Return, also known as Return: A Case of Passion, is a 1985 independent mystery film, written, directed and co-produced by Andrew Silver. It was Silver's debut theatrical work.

==Synopsis==
Diana Stoving, after experiencing a premonition, becomes convinced that her mother withheld the truth about her family history. Diana travels to Massachusetts to investigate. She coincidentally meets a woman studying past-life regression; one of her subjects is Day Whittaker, a young man who seems to be possessed by the spirit of Diana's deceased grandfather. Under regression, Day claims he died under suspicious circumstances.

==Cast==
Source:
- Karlene Crockett as Diana Stoving
- John Walcutt as Day Whittaker
- Anne Francis as Eileen Sedgeley
- Frederic Forrest as Brian Stoving
- Lee Stetson as Daniel Montcross
- Barbara Kerwin as Ellen Fullerton
- Lisa Richards as Ann Stoving
- Hanna Landy as Elizabeth Holt
- Ariel Aberg-Riger as Diana (age 3)
- Thomas Cross Rolapp as Lucky the mechanic
- Lenore Zann as Susan
- Dennis Hoerter as Mechanic's assistant

==Production==
Return was based on the 1972 novel Some Other Place. The Right Place. by Donald Harington. The film was shot in Los Angeles and Massachusetts, and was released in theaters January 24, 1986. It was released on VHS in 1988, with an "R" rating.

==Reception==
Reviews varied from mildly to strongly negative. Vincent Canby of The New York Times found Return to be a "technically competent but completely witless mystery movie about possession and reincarnation." He continued that the film is "always in focus, full of picturesque landscapes, devoid of character and even of suspense." Boston Globe reviewer Michael Blowen wrote "Fans of Shirley MacLaine's New Age fascination with past lives should find Return, a locally produced feature film, entertaining ... This independent film has first-rate production values and excellent performances, but it lacks the necessary tension and suspense to propel it into the rank of first-rate occult movies."

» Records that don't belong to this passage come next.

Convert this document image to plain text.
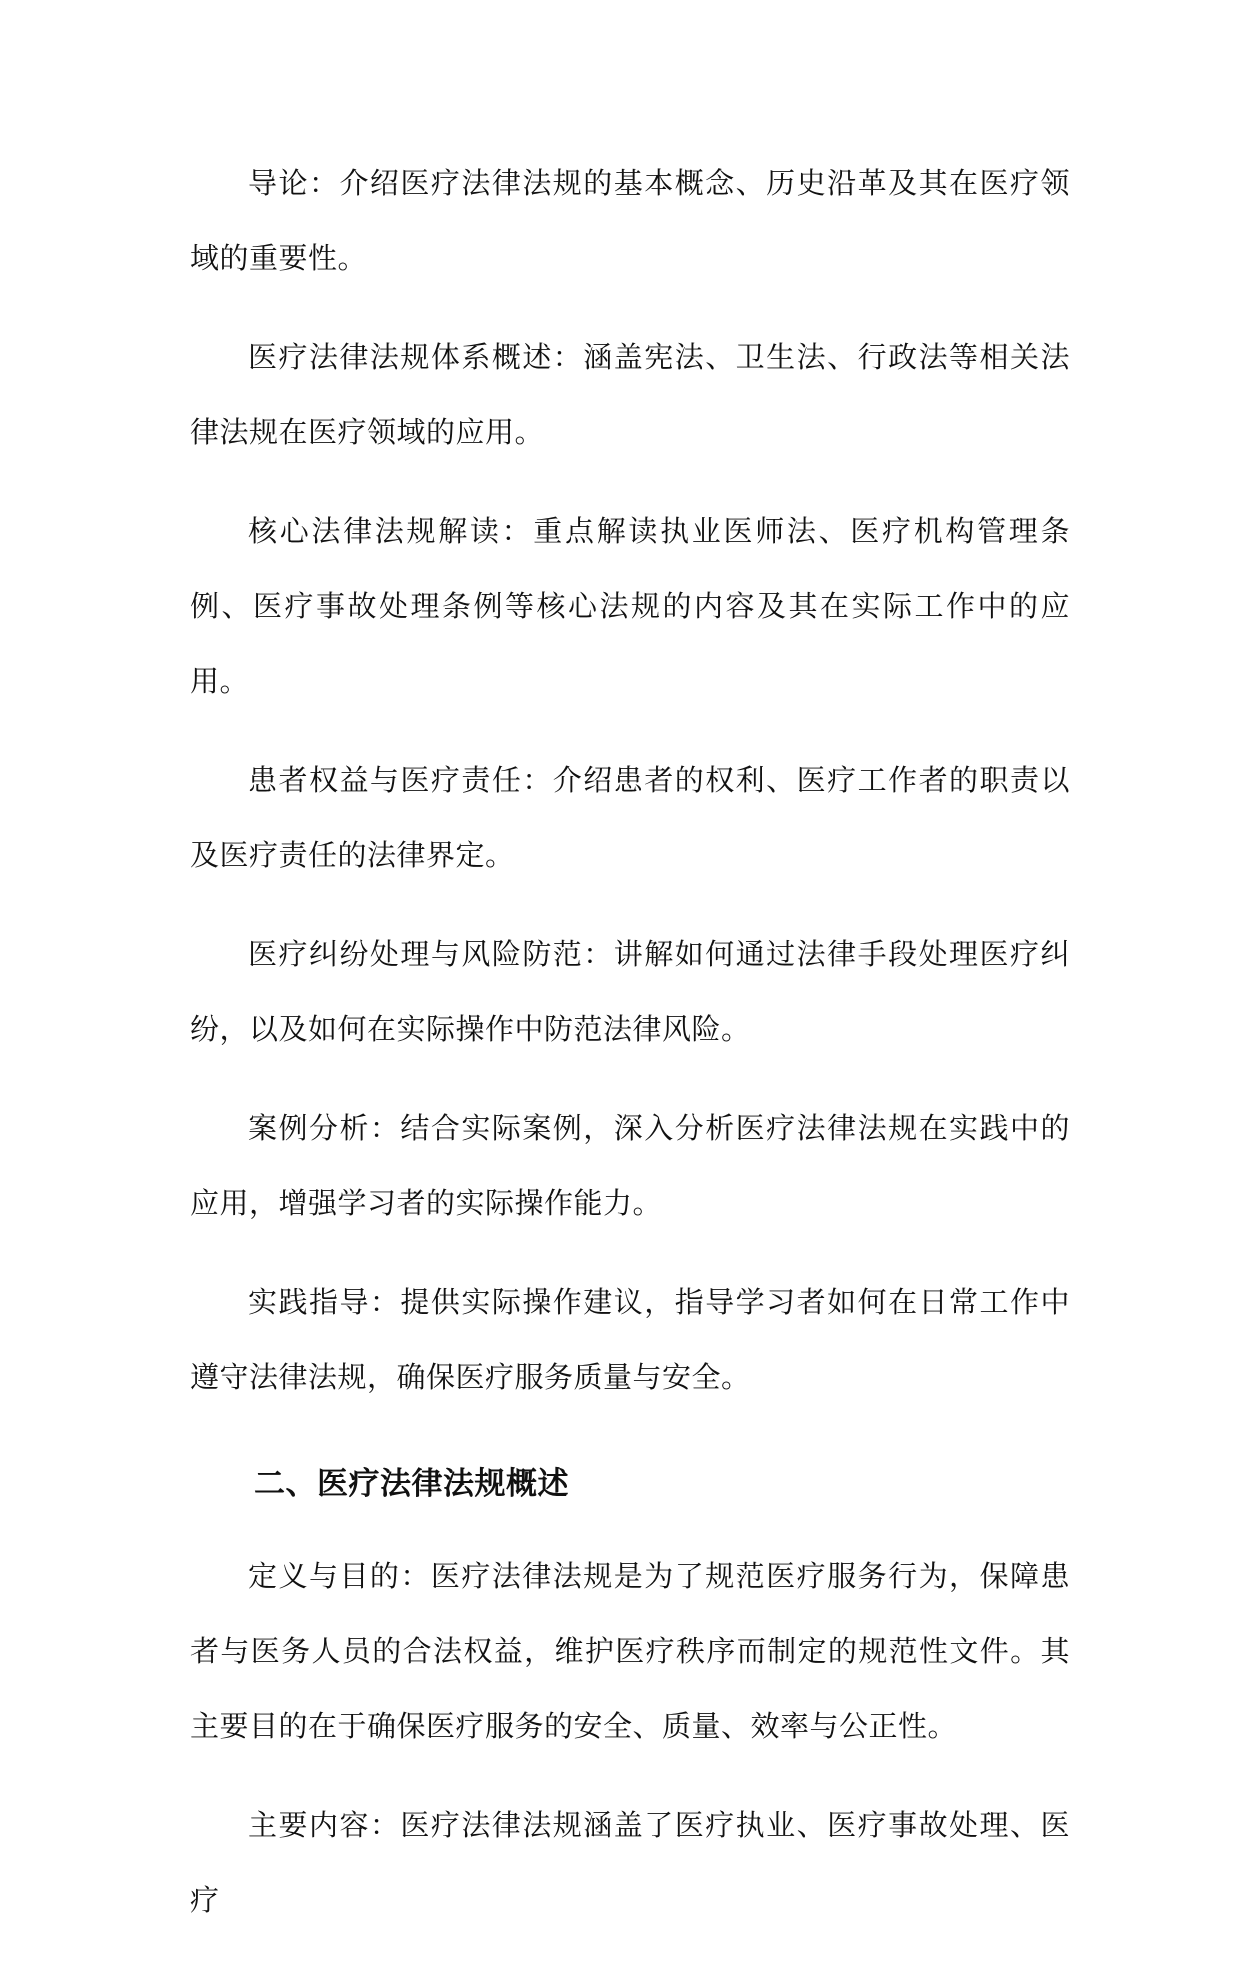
导论：介绍医疗法律法规的基本概念、历史沿革及其在医疗领域的重要性。

医疗法律法规体系概述：涵盖宪法、卫生法、行政法等相关法律法规在医疗领域的应用。

核心法律法规解读：重点解读执业医师法、医疗机构管理条例、医疗事故处理条例等核心法规的内容及其在实际工作中的应用。

患者权益与医疗责任：介绍患者的权利、医疗工作者的职责以及医疗责任的法律界定。

医疗纠纷处理与风险防范：讲解如何通过法律手段处理医疗纠纷，以及如何在实际操作中防范法律风险。

案例分析：结合实际案例，深入分析医疗法律法规在实践中的应用，增强学习者的实际操作能力。

实践指导：提供实际操作建议，指导学习者如何在日常工作中遵守法律法规，确保医疗服务质量与安全。

二、医疗法律法规概述

定义与目的：医疗法律法规是为了规范医疗服务行为，保障患者与医务人员的合法权益，维护医疗秩序而制定的规范性文件。其主要目的在于确保医疗服务的安全、质量、效率与公正性。

主要内容：医疗法律法规涵盖了医疗执业、医疗事故处理、医疗
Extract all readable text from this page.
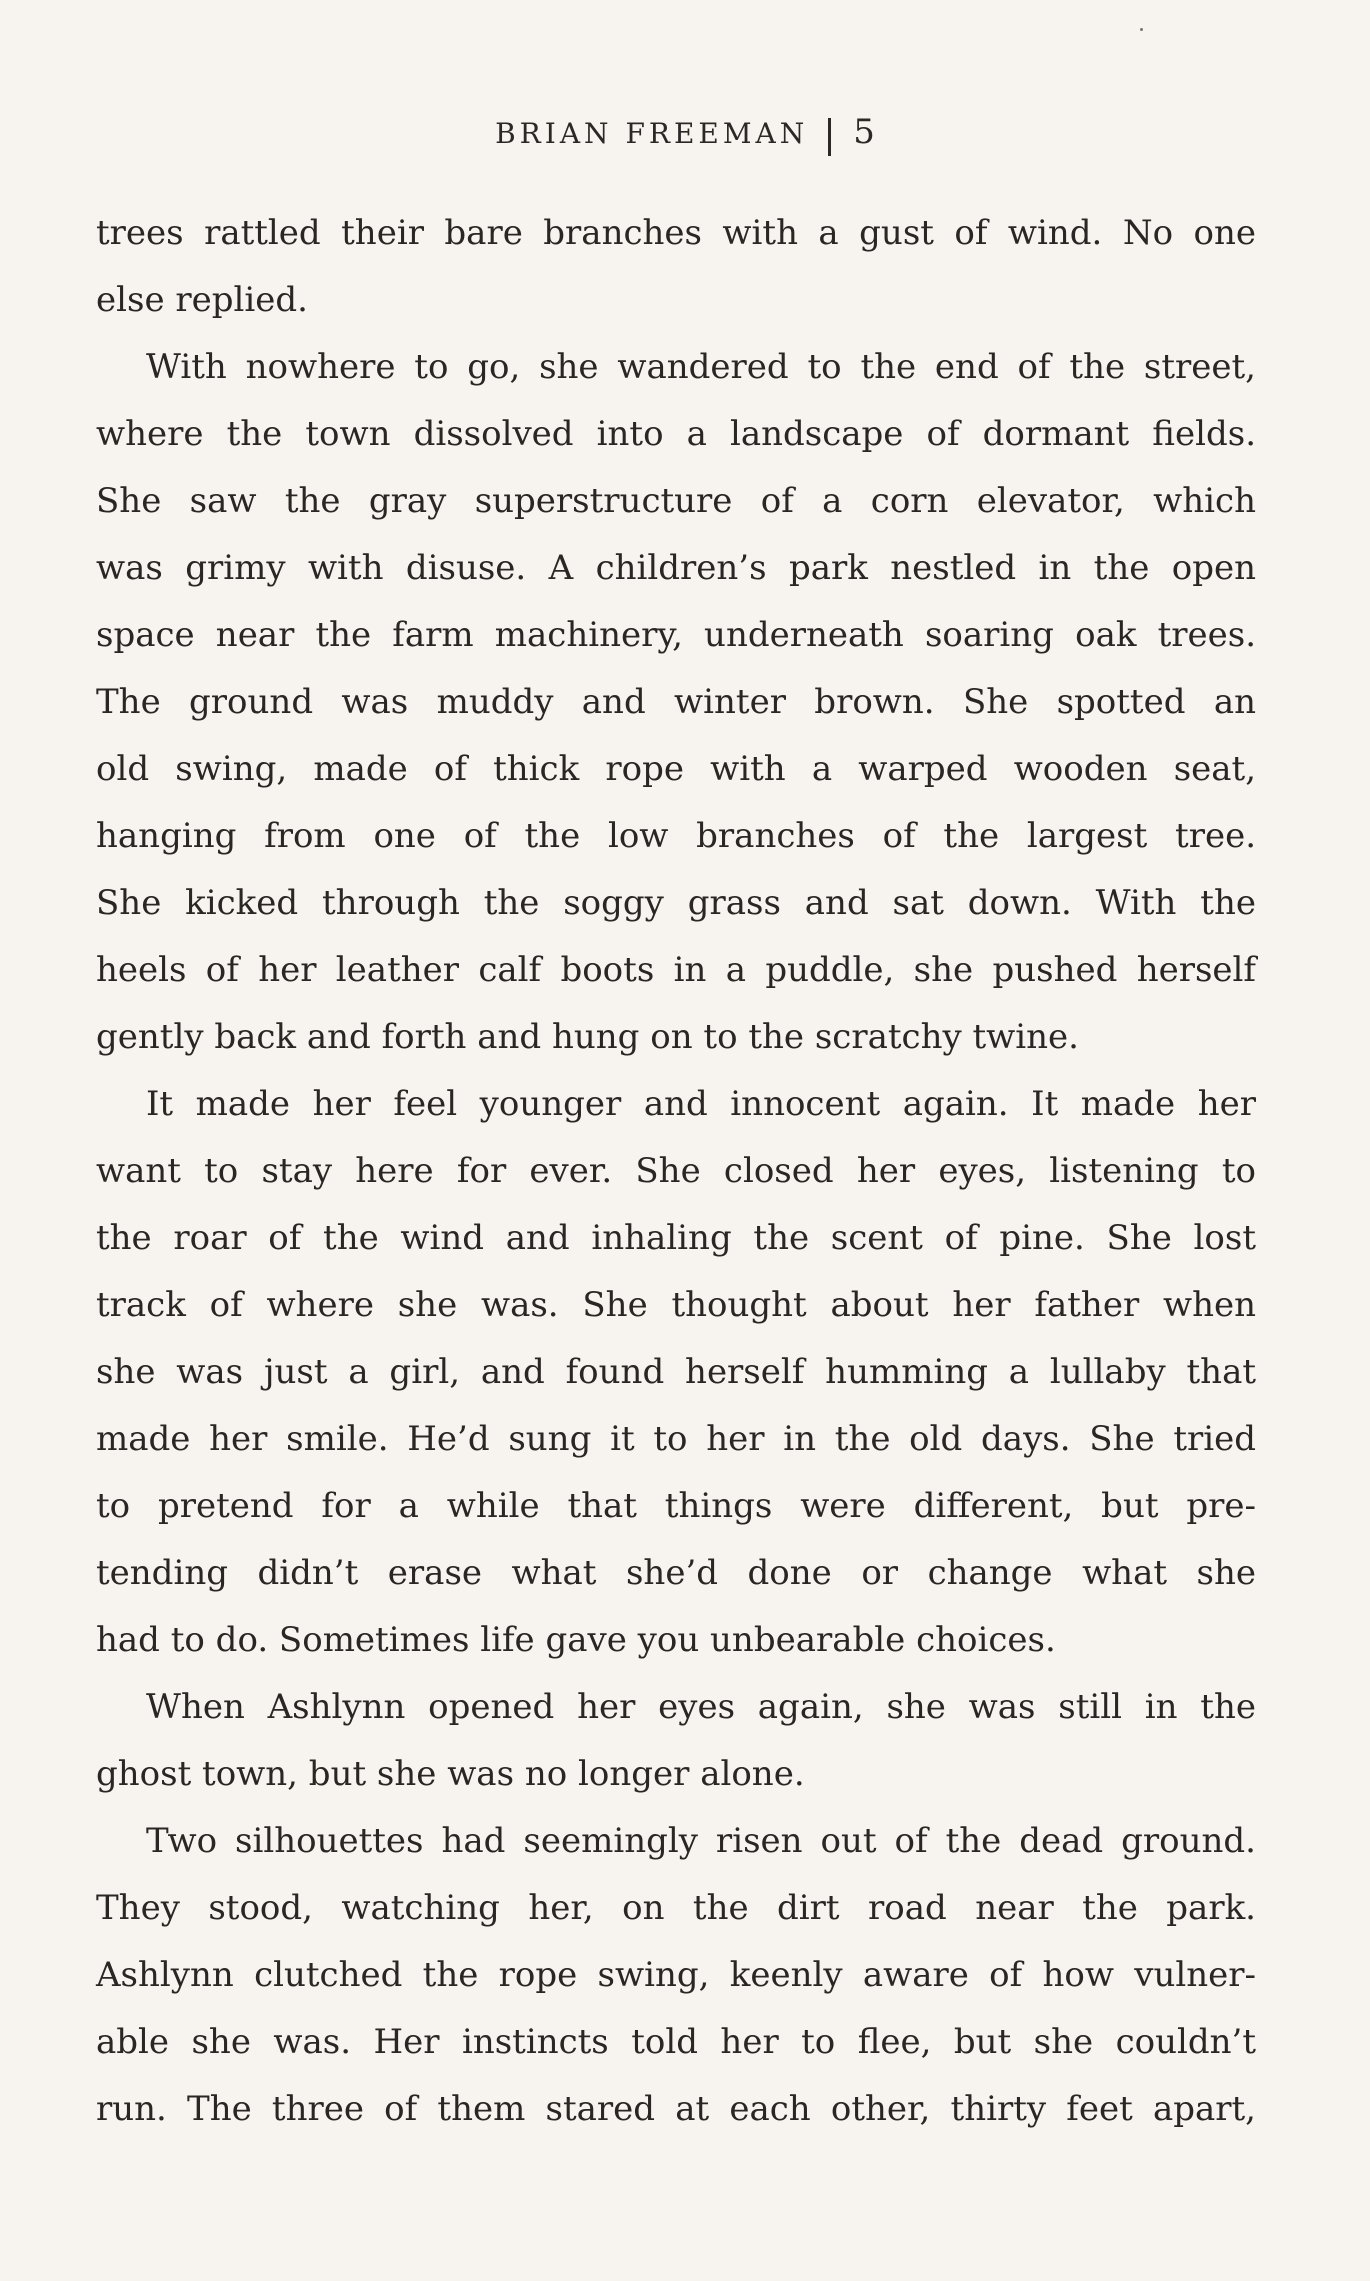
BRIAN FREEMAN 5

trees rattled their bare branches with a gust of wind. No one

else replied.

With nowhere to go, she wandered to the end of the street,

where the town dissolved into a landscape of dormant fields.

She saw the gray superstructure of a corn elevator, which

was grimy with disuse. A children’s park nestled in the open

space near the farm machinery, underneath soaring oak trees.

The ground was muddy and winter brown. She spotted an

old swing, made of thick rope with a warped wooden seat,

hanging from one of the low branches of the largest tree.

She kicked through the soggy grass and sat down. With the

heels of her leather calf boots in a puddle, she pushed herself

gently back and forth and hung on to the scratchy twine.

It made her feel younger and innocent again. It made her

want to stay here for ever. She closed her eyes, listening to

the roar of the wind and inhaling the scent of pine. She lost

track of where she was. She thought about her father when

she was just a girl, and found herself humming a lullaby that

made her smile. He’d sung it to her in the old days. She tried

to pretend for a while that things were different, but pre-

tending didn’t erase what she’d done or change what she

had to do. Sometimes life gave you unbearable choices.

When Ashlynn opened her eyes again, she was still in the

ghost town, but she was no longer alone.

Two silhouettes had seemingly risen out of the dead ground.

They stood, watching her, on the dirt road near the park.

Ashlynn clutched the rope swing, keenly aware of how vulner-

able she was. Her instincts told her to flee, but she couldn’t

run. The three of them stared at each other, thirty feet apart,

Variety noted that the subtitle ("A case of passion") "gave away" the romantic subplot, and the ending. The film received a cool reception at eFilmCritic; Charles Tatum described it as generating "a complete feeling of indifference", spending too little time on either "character development or suspense." He described the "twist" ending as obvious. Eleanor Mannikka (Rovi/AllMovie) wrote that "the theme veers from possession to suspense thriller, slowing up in the process...", giving the film two stars (of five).

===Awards===
John Walcutt won Best Actor (Caixa de Catalunya) at Sitges - Catalan International Film Festival.